“Guru merdeka memiliki makna unit pendidikan atau sekolah. Guru dan muridnya mempunyai kebebasan untuk berinovasi, belajar dengan mandiri dan kreatif. Bisa dikatakan, ini adalah otonomi pendidikan,”
Oleh : Luthfiah Jufri, S. Si,M. Pd
Lapan6Online : Cukup menjadi bukit bahwa pendidikan masa kini yang dibangun atas dasar kapitalis sekuleristik telah nelahirkan berbagai krisis multidimensi di tengah masyarakat.

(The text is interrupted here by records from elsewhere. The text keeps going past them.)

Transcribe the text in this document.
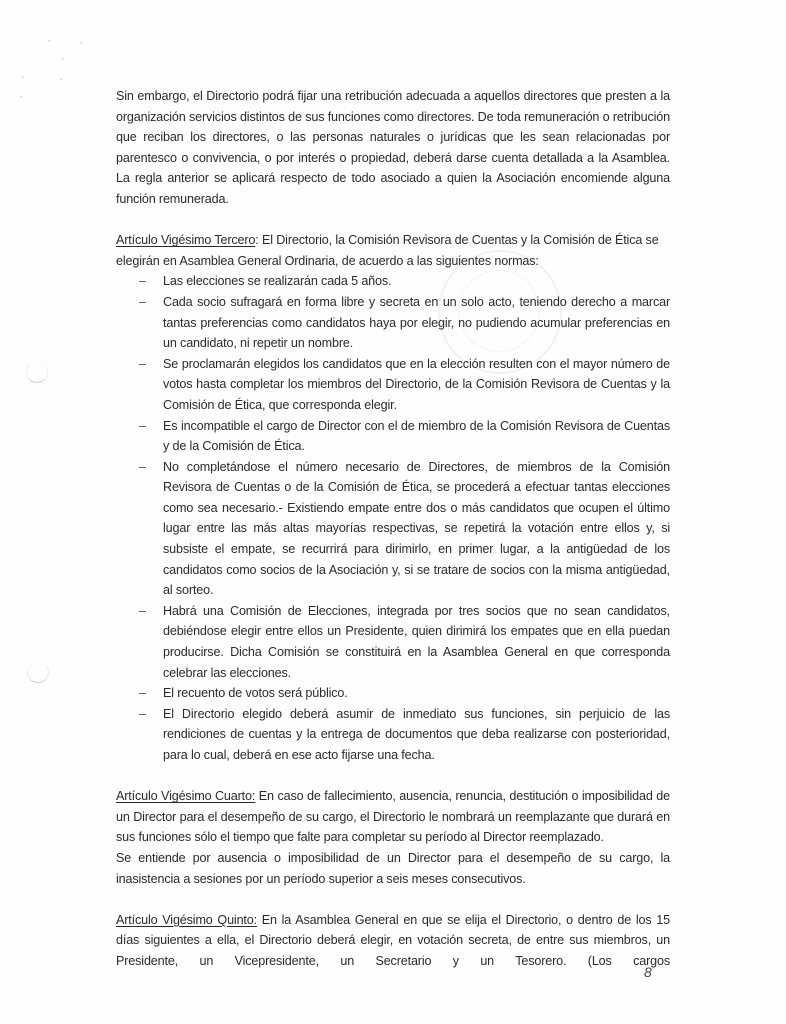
Sin embargo, el Directorio podrá fijar una retribución adecuada a aquellos directores que presten a la organización servicios distintos de sus funciones como directores. De toda remuneración o retribución que reciban los directores, o las personas naturales o jurídicas que les sean relacionadas por parentesco o convivencia, o por interés o propiedad, deberá darse cuenta detallada a la Asamblea. La regla anterior se aplicará respecto de todo asociado a quien la Asociación encomiende alguna función remunerada.

Artículo Vigésimo Tercero: El Directorio, la Comisión Revisora de Cuentas y la Comisión de Ética se elegirán en Asamblea General Ordinaria, de acuerdo a las siguientes normas:

– Las elecciones se realizarán cada 5 años.
– Cada socio sufragará en forma libre y secreta en un solo acto, teniendo derecho a marcar tantas preferencias como candidatos haya por elegir, no pudiendo acumular preferencias en un candidato, ni repetir un nombre.
– Se proclamarán elegidos los candidatos que en la elección resulten con el mayor número de votos hasta completar los miembros del Directorio, de la Comisión Revisora de Cuentas y la Comisión de Ética, que corresponda elegir.
– Es incompatible el cargo de Director con el de miembro de la Comisión Revisora de Cuentas y de la Comisión de Ética.
– No completándose el número necesario de Directores, de miembros de la Comisión Revisora de Cuentas o de la Comisión de Ética, se procederá a efectuar tantas elecciones como sea necesario.- Existiendo empate entre dos o más candidatos que ocupen el último lugar entre las más altas mayorías respectivas, se repetirá la votación entre ellos y, si subsiste el empate, se recurrirá para dirimirlo, en primer lugar, a la antigüedad de los candidatos como socios de la Asociación y, si se tratare de socios con la misma antigüedad, al sorteo.
– Habrá una Comisión de Elecciones, integrada por tres socios que no sean candidatos, debiéndose elegir entre ellos un Presidente, quien dirimirá los empates que en ella puedan producirse. Dicha Comisión se constituirá en la Asamblea General en que corresponda celebrar las elecciones.
– El recuento de votos será público.
– El Directorio elegido deberá asumir de inmediato sus funciones, sin perjuicio de las rendiciones de cuentas y la entrega de documentos que deba realizarse con posterioridad, para lo cual, deberá en ese acto fijarse una fecha.

Artículo Vigésimo Cuarto: En caso de fallecimiento, ausencia, renuncia, destitución o imposibilidad de un Director para el desempeño de su cargo, el Directorio le nombrará un reemplazante que durará en sus funciones sólo el tiempo que falte para completar su período al Director reemplazado.

Se entiende por ausencia o imposibilidad de un Director para el desempeño de su cargo, la inasistencia a sesiones por un período superior a seis meses consecutivos.

Artículo Vigésimo Quinto: En la Asamblea General en que se elija el Directorio, o dentro de los 15 días siguientes a ella, el Directorio deberá elegir, en votación secreta, de entre sus miembros, un Presidente, un Vicepresidente, un Secretario y un Tesorero. (Los cargos

8
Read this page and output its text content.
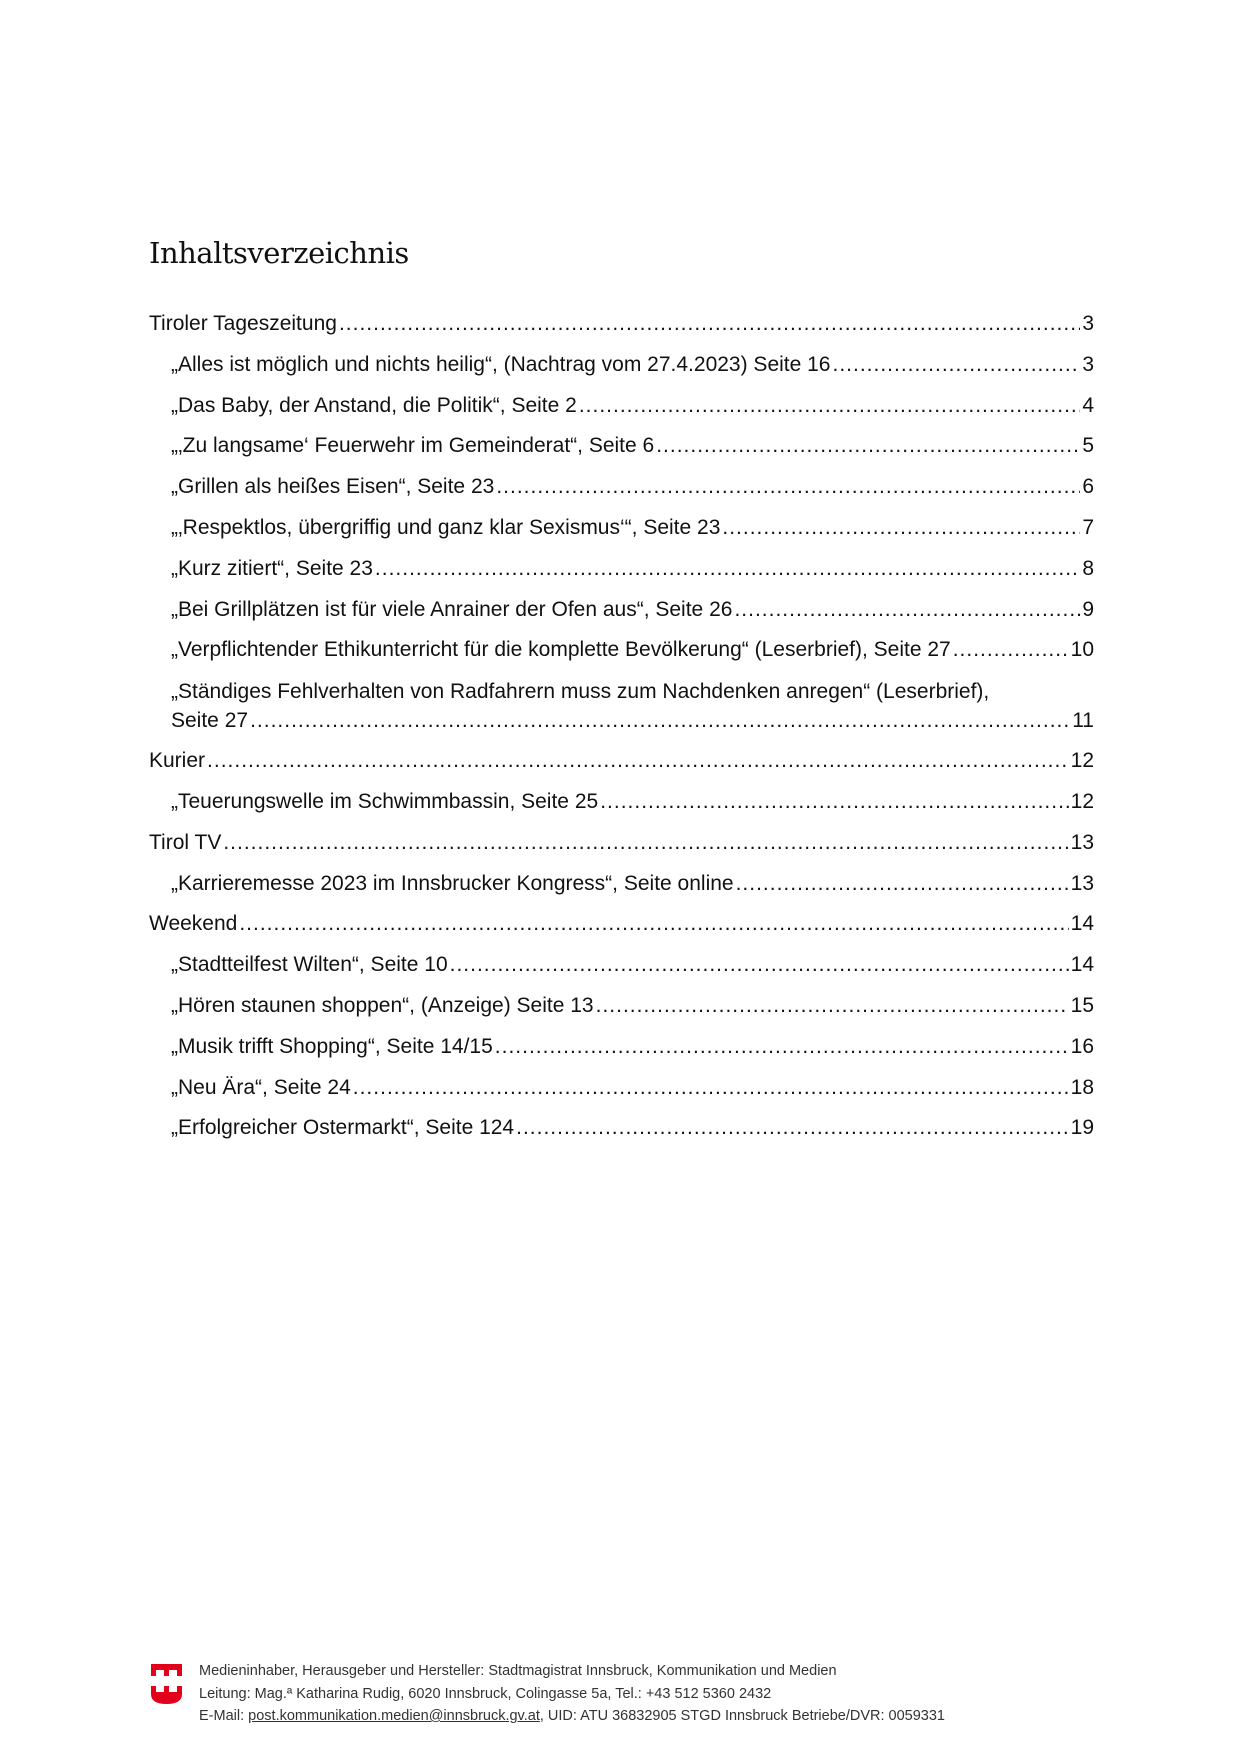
Inhaltsverzeichnis
Tiroler Tageszeitung .....	3
„Alles ist möglich und nichts heilig“, (Nachtrag vom 27.4.2023) Seite 16 .....	3
„Das Baby, der Anstand, die Politik“, Seite 2 .....	4
„‚Zu langsame‘ Feuerwehr im Gemeinderat“, Seite 6 .....	5
„Grillen als heißes Eisen“, Seite 23 .....	6
„‚Respektlos, übergriffig und ganz klar Sexismus‘“, Seite 23 .....	7
„Kurz zitiert“, Seite 23 .....	8
„Bei Grillplätzen ist für viele Anrainer der Ofen aus“, Seite 26 .....	9
„Verpflichtender Ethikunterricht für die komplette Bevölkerung“ (Leserbrief), Seite 27 .....	10
„Ständiges Fehlverhalten von Radfahrern muss zum Nachdenken anregen“ (Leserbrief),
Seite 27 .....	11
Kurier .....	12
„Teuerungswelle im Schwimmbassin, Seite 25 .....	12
Tirol TV .....	13
„Karrieremesse 2023 im Innsbrucker Kongress“, Seite online .....	13
Weekend .....	14
„Stadtteilfest Wilten“, Seite 10 .....	14
„Hören staunen shoppen“, (Anzeige) Seite 13 .....	15
„Musik trifft Shopping“, Seite 14/15 .....	16
„Neu Ära“, Seite 24 .....	18
„Erfolgreicher Ostermarkt“, Seite 124 .....	19
Medieninhaber, Herausgeber und Hersteller: Stadtmagistrat Innsbruck, Kommunikation und Medien
Leitung: Mag.ª Katharina Rudig, 6020 Innsbruck, Colingasse 5a, Tel.: +43 512 5360 2432
E-Mail: post.kommunikation.medien@innsbruck.gv.at, UID: ATU 36832905 STGD Innsbruck Betriebe/DVR: 0059331
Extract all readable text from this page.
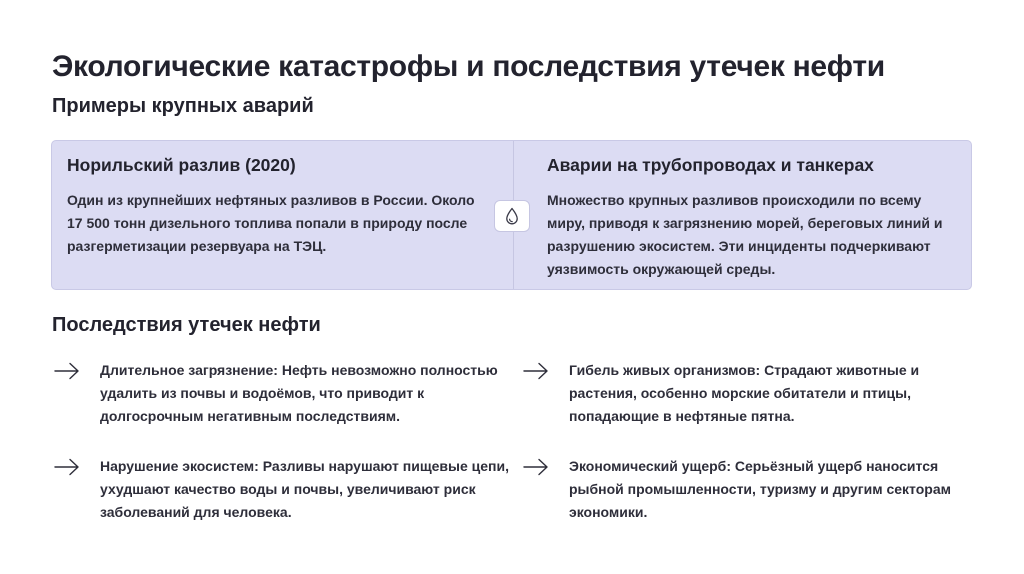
Экологические катастрофы и последствия утечек нефти
Примеры крупных аварий
Норильский разлив (2020)
Один из крупнейших нефтяных разливов в России. Около 17 500 тонн дизельного топлива попали в природу после разгерметизации резервуара на ТЭЦ.
Аварии на трубопроводах и танкерах
Множество крупных разливов происходили по всему миру, приводя к загрязнению морей, береговых линий и разрушению экосистем. Эти инциденты подчеркивают уязвимость окружающей среды.
Последствия утечек нефти
Длительное загрязнение: Нефть невозможно полностью удалить из почвы и водоёмов, что приводит к долгосрочным негативным последствиям.
Гибель живых организмов: Страдают животные и растения, особенно морские обитатели и птицы, попадающие в нефтяные пятна.
Нарушение экосистем: Разливы нарушают пищевые цепи, ухудшают качество воды и почвы, увеличивают риск заболеваний для человека.
Экономический ущерб: Серьёзный ущерб наносится рыбной промышленности, туризму и другим секторам экономики.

Betapa dekadensi moral sudah sedemikian parah memapar generasi. Pergaulan bebas, narkoba, LGBT, inses, praktik aborsi, pornografi-pornoaksi maupu budaya kekerasan, nampak kian lekat dalam kehidupan masyarakat hari ini. Ironisnya, rata-rata pelakunya adalah generasi terdidik. Bahkan, dunia pendidikan kini justru semakin akrab dengan budaya kekerasan.
Selain itu, perilaku korupsi kian parah menjangkiti para pejabat negeri. Bahkan di antara mereka tak sadar tindak tanduk kebijakannya yang berpihak kepada asing. Padahal mereka, lagi-lagi merupakan kaum terdidik.
Walhasil, semua ini cukup memberi gambaran betapa pendidikan sekularistik yang telah lama diterapkan nyaris gagal membawa nilai-nilai kebaikan bai outputnya.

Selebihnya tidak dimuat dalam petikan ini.